Led by John B. Kostis, MD, the John G. Detwiler Chair of Cardiology, chair of the department of medicine, and founding director of The Cardiovascular Institute of New Jersey at UMDNJ-Robert Wood Johnson Medical School and chief of medical service at Robert Wood Johnson University Hospital, the research team examined a statewide New Jersey database known as Myocardial Infarction Data Acquisition System (MIDAS) that tracks myocardial infarction hospitalizations and coronary heart disease deaths from 1990 to 2004. The team looked at data in four age groups: 35 to 54, 55 to 64, 65 to 74 and greater than age 75.

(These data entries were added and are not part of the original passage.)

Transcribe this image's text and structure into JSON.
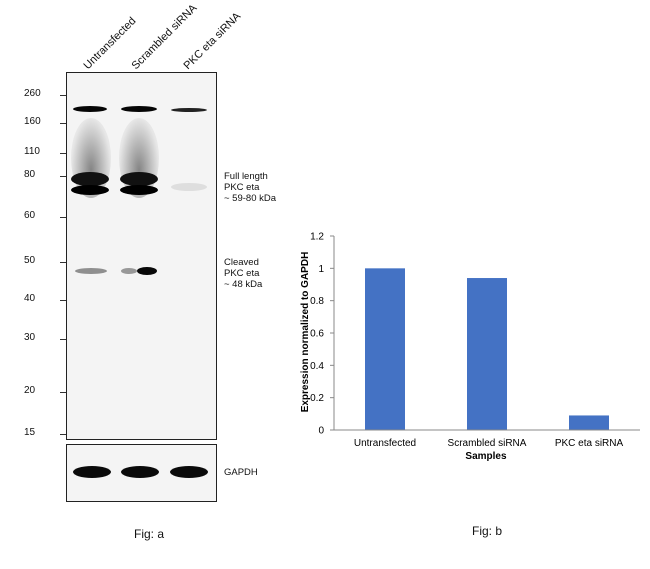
{
  "western_blot": {
    "lanes": [
      "Untransfected",
      "Scrambled siRNA",
      "PKC eta siRNA"
    ],
    "mw_markers": [
      "260",
      "160",
      "110",
      "80",
      "60",
      "50",
      "40",
      "30",
      "20",
      "15"
    ],
    "annotations": {
      "full_length": [
        "Full length",
        "PKC eta",
        "~ 59-80 kDa"
      ],
      "cleaved": [
        "Cleaved",
        "PKC eta",
        "~ 48 kDa"
      ]
    },
    "loading_control": "GAPDH",
    "caption": "Fig: a"
  },
  "chart_data": {
    "type": "bar",
    "categories": [
      "Untransfected",
      "Scrambled siRNA",
      "PKC eta siRNA"
    ],
    "values": [
      1.0,
      0.94,
      0.09
    ],
    "xlabel": "Samples",
    "ylabel": "Expression normalized to GAPDH",
    "ylim": [
      0,
      1.2
    ],
    "yticks": [
      "0",
      "0.2",
      "0.4",
      "0.6",
      "0.8",
      "1",
      "1.2"
    ],
    "bar_color": "#4472c4",
    "grid": false
  },
  "caption_b": "Fig: b"
}
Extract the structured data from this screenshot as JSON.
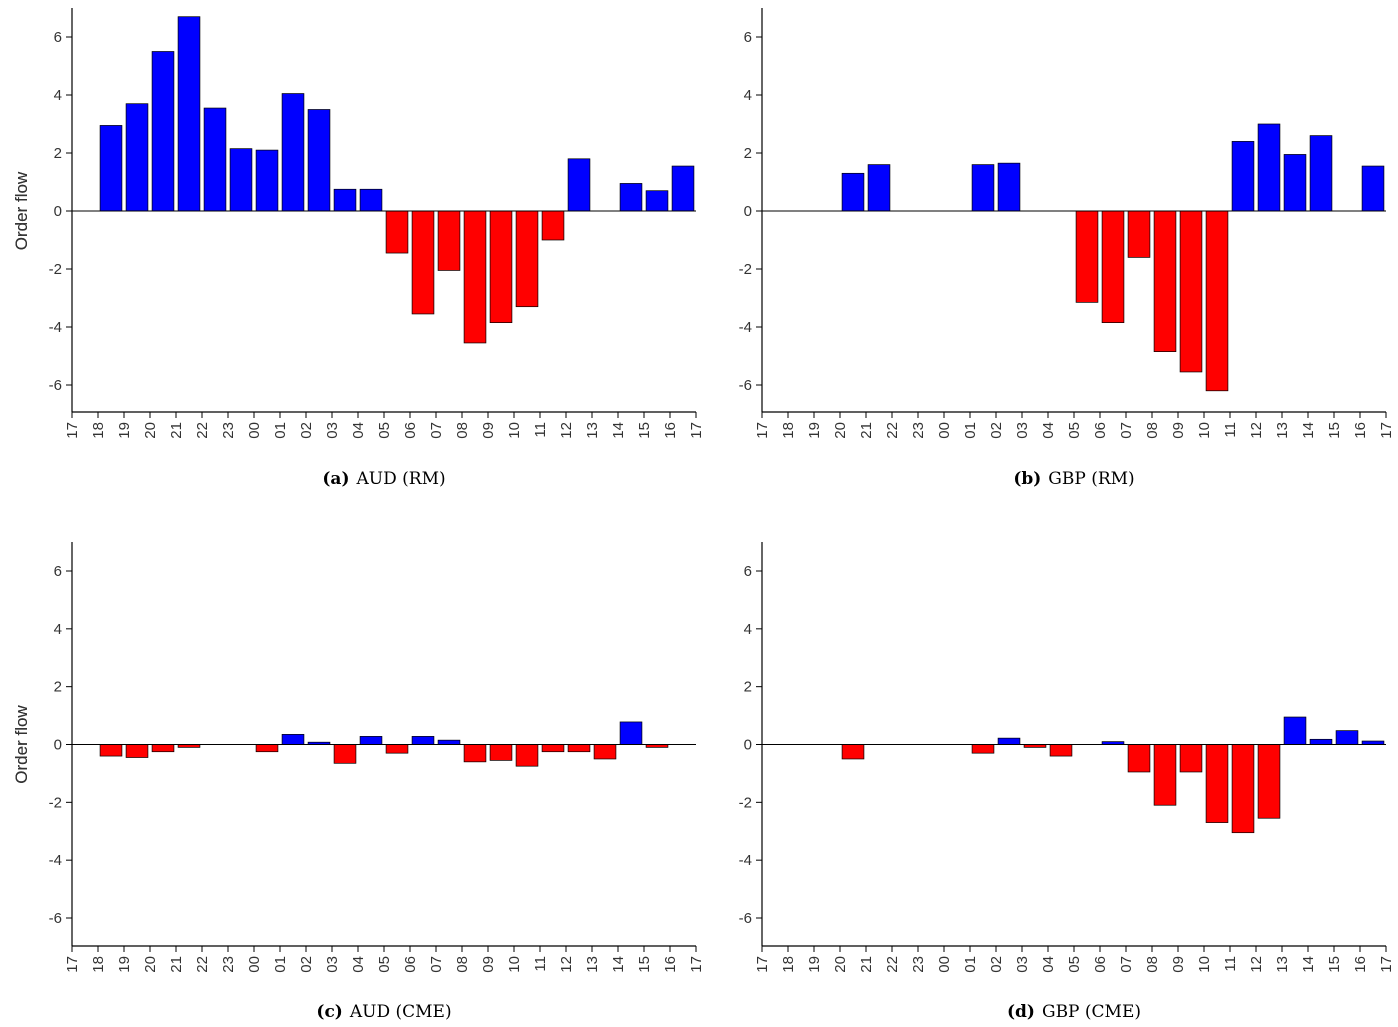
{
  "colors": {
    "positive": "#0000ff",
    "negative": "#ff0000",
    "axis": "#000000",
    "tick_text": "#333333"
  },
  "chart_data": [
    {
      "type": "bar",
      "caption_letter": "(a)",
      "caption_name": "AUD (RM)",
      "ylabel": "Order flow",
      "ylim": [
        -7,
        7
      ],
      "yticks": [
        6,
        4,
        2,
        0,
        -2,
        -4,
        -6
      ],
      "ytick_labels": [
        "6",
        "4",
        "2",
        "0",
        "-2",
        "-4",
        "-6"
      ],
      "xtick_labels": [
        "17",
        "18",
        "19",
        "20",
        "21",
        "22",
        "23",
        "00",
        "01",
        "02",
        "03",
        "04",
        "05",
        "06",
        "07",
        "08",
        "09",
        "10",
        "11",
        "12",
        "13",
        "14",
        "15",
        "16",
        "17"
      ],
      "grid": false,
      "values": [
        0,
        2.95,
        3.7,
        5.5,
        6.7,
        3.55,
        2.15,
        2.1,
        4.05,
        3.5,
        0.75,
        0.75,
        -1.45,
        -3.55,
        -2.05,
        -4.55,
        -3.85,
        -3.3,
        -1.0,
        1.8,
        0,
        0.95,
        0.7,
        1.55
      ]
    },
    {
      "type": "bar",
      "caption_letter": "(b)",
      "caption_name": "GBP (RM)",
      "ylabel": "Order flow",
      "ylim": [
        -7,
        7
      ],
      "yticks": [
        6,
        4,
        2,
        0,
        -2,
        -4,
        -6
      ],
      "ytick_labels": [
        "6",
        "4",
        "2",
        "0",
        "-2",
        "-4",
        "-6"
      ],
      "xtick_labels": [
        "17",
        "18",
        "19",
        "20",
        "21",
        "22",
        "23",
        "00",
        "01",
        "02",
        "03",
        "04",
        "05",
        "06",
        "07",
        "08",
        "09",
        "10",
        "11",
        "12",
        "13",
        "14",
        "15",
        "16",
        "17"
      ],
      "grid": false,
      "values": [
        0,
        0,
        0,
        1.3,
        1.6,
        0,
        0,
        0,
        1.6,
        1.65,
        0,
        0,
        -3.15,
        -3.85,
        -1.6,
        -4.85,
        -5.55,
        -6.2,
        2.4,
        3.0,
        1.95,
        2.6,
        0,
        1.55
      ]
    },
    {
      "type": "bar",
      "caption_letter": "(c)",
      "caption_name": "AUD (CME)",
      "ylabel": "Order flow",
      "ylim": [
        -7,
        7
      ],
      "yticks": [
        6,
        4,
        2,
        0,
        -2,
        -4,
        -6
      ],
      "ytick_labels": [
        "6",
        "4",
        "2",
        "0",
        "-2",
        "-4",
        "-6"
      ],
      "xtick_labels": [
        "17",
        "18",
        "19",
        "20",
        "21",
        "22",
        "23",
        "00",
        "01",
        "02",
        "03",
        "04",
        "05",
        "06",
        "07",
        "08",
        "09",
        "10",
        "11",
        "12",
        "13",
        "14",
        "15",
        "16",
        "17"
      ],
      "grid": false,
      "values": [
        0,
        -0.4,
        -0.45,
        -0.25,
        -0.1,
        0,
        0,
        -0.25,
        0.35,
        0.08,
        -0.65,
        0.28,
        -0.3,
        0.28,
        0.15,
        -0.6,
        -0.55,
        -0.75,
        -0.25,
        -0.25,
        -0.5,
        0.78,
        -0.1,
        0
      ]
    },
    {
      "type": "bar",
      "caption_letter": "(d)",
      "caption_name": "GBP (CME)",
      "ylabel": "Order flow",
      "ylim": [
        -7,
        7
      ],
      "yticks": [
        6,
        4,
        2,
        0,
        -2,
        -4,
        -6
      ],
      "ytick_labels": [
        "6",
        "4",
        "2",
        "0",
        "-2",
        "-4",
        "-6"
      ],
      "xtick_labels": [
        "17",
        "18",
        "19",
        "20",
        "21",
        "22",
        "23",
        "00",
        "01",
        "02",
        "03",
        "04",
        "05",
        "06",
        "07",
        "08",
        "09",
        "10",
        "11",
        "12",
        "13",
        "14",
        "15",
        "16",
        "17"
      ],
      "grid": false,
      "values": [
        0,
        0,
        0,
        -0.5,
        0,
        0,
        0,
        0,
        -0.3,
        0.22,
        -0.1,
        -0.4,
        0,
        0.1,
        -0.95,
        -2.1,
        -0.95,
        -2.7,
        -3.05,
        -2.55,
        0.95,
        0.18,
        0.48,
        0.12
      ]
    }
  ]
}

“During the 15-year period of study, fewer young women (ages 35 to 54) were hospitalized with myocardial infarction than men, however a greater percentage of them died,” said Dr. Kostis.
According to Dr. Kostis, the marked difference of in-hospital deaths of young women compared with young men could be attributed most directly to the fact that a greater percentage of young men died out-of-the-hospital from coronary heart disease.
However the study also indicated that gender-related differences in treatment appeared to play a role in in-hospital deaths of young women versus young men, and that these differences narrowed with each increasing age group. Young women were less likely to undergo invasive cardiovascular procedures, including cardiac catheterization, percutaneous coronary intervention, and coronary artery bypass grafting than young men.
The study also found that mortality rates in the past 15 years have decreased significantly for both young women hospitalized for myocardial infarction and for young men who die from coronary heart disease outside of the hospital.
“Improved education of the risks of heart disease and of its different presentation in men and women has helped us better treat patients and ultimately reduce the mortality rate of young women and men,” Dr. Kostis said.